George Muller
1805 – 1898
George Muller was born and raised in Prussia, and lived in sin and crime even while studying for the ministry of the state church. He was converted at a prayer meeting in a private home, and from that time his life was changed. Muller moved to England and there sought acceptance by the London Missionary Society as a missionary to the Orient. After his rejection he began preaching and ministering wherever the door was opened.
His preaching led him to Bristol, where in 1834 he founded the Scriptural Knowledge Institution for Home and Abroad. One year later he opened his first orphans’ home for twenty-six girls, even though he had no financial assistance. By 1870 he had built five large orphans’ homes and was feeding 2,100 orphans daily. He solicited no financial help and told only the Lord of the daily needs. Only born-again Christians were accepted for service in the institutions. Many children were won to Christ each year.

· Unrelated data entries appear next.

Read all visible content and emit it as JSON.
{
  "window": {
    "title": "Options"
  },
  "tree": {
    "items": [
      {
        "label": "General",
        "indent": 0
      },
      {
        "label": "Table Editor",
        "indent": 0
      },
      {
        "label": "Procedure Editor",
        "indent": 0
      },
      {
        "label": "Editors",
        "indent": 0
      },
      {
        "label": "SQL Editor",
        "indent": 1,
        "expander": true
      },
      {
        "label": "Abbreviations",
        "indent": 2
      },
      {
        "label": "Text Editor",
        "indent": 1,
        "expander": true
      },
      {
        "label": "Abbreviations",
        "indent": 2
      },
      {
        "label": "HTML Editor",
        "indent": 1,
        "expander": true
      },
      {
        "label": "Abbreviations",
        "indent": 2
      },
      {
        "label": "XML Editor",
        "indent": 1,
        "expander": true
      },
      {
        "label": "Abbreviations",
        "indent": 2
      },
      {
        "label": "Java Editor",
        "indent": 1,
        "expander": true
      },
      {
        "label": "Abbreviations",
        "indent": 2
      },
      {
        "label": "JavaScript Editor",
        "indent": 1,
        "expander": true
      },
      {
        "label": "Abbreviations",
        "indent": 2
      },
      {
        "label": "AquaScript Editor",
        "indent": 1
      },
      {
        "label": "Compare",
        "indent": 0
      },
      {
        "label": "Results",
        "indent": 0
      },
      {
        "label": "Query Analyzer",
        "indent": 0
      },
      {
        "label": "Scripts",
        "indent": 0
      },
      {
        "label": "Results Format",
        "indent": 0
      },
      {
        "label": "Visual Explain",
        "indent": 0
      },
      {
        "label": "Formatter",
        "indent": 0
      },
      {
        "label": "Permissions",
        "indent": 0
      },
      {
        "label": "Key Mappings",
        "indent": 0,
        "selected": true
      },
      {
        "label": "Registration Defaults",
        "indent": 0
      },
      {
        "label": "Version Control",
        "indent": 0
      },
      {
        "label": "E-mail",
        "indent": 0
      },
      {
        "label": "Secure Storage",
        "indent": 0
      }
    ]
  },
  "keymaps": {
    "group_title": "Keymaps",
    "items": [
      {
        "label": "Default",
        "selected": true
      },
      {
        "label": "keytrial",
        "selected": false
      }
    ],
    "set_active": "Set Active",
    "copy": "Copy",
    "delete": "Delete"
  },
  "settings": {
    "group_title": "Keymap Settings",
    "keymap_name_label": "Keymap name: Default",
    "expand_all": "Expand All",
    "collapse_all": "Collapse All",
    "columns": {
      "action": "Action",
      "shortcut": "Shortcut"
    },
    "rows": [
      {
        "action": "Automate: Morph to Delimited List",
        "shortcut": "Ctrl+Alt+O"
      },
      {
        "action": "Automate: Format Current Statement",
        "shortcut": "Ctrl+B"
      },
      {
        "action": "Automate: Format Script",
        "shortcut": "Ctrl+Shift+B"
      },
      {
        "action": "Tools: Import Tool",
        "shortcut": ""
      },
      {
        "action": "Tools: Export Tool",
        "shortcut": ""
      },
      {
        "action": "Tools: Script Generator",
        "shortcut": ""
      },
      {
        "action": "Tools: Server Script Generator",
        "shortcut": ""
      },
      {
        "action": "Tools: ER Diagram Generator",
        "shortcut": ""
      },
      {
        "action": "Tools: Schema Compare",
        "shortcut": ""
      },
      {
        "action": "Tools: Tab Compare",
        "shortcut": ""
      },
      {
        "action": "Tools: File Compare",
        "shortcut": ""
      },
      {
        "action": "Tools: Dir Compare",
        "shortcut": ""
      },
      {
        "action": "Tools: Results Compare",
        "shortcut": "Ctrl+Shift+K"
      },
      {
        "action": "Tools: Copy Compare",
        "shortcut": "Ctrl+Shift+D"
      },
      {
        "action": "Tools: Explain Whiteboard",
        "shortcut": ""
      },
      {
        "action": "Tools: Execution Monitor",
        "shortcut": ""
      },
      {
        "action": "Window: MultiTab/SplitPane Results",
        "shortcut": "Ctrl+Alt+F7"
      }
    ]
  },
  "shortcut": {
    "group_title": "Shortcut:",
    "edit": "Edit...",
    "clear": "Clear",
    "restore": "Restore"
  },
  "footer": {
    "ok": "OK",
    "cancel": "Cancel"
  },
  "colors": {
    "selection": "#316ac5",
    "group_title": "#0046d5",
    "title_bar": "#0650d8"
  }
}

The Scriptural Knowledge Institution also was instrumental in sending missionaries, Bibles, and Gospel literature around the world. The various schools operated by the institution matriculated over 121,000 students, with thousands of them receiving Christ while in the schools. The institution distributed almost three hundred thousand Bibles in different languages in addition to one and one-half million New Testaments. One hundred and sixty-three missionaries were sent out and/or supported, and over 111 million tracts distributed. In all, in a period of sixty-three years God poured out in response to the faith and prayers of George Müller over seven and one-half million dollars for the spreading of the Gospel.
Muller read the Bible through over two hundred times, half of that on his knees, where he claimed the promise, “Open wide thy mouth and I will fill it.” He spent his last seventeen years touring the world, telling of the blessing of a life of faith. Müller died at the age of ninety-three, leaving an estate valued at less than one thousand dollars. He had given back to the Institute almost one-half million dollars of personal gifts received during seventy years of ministry.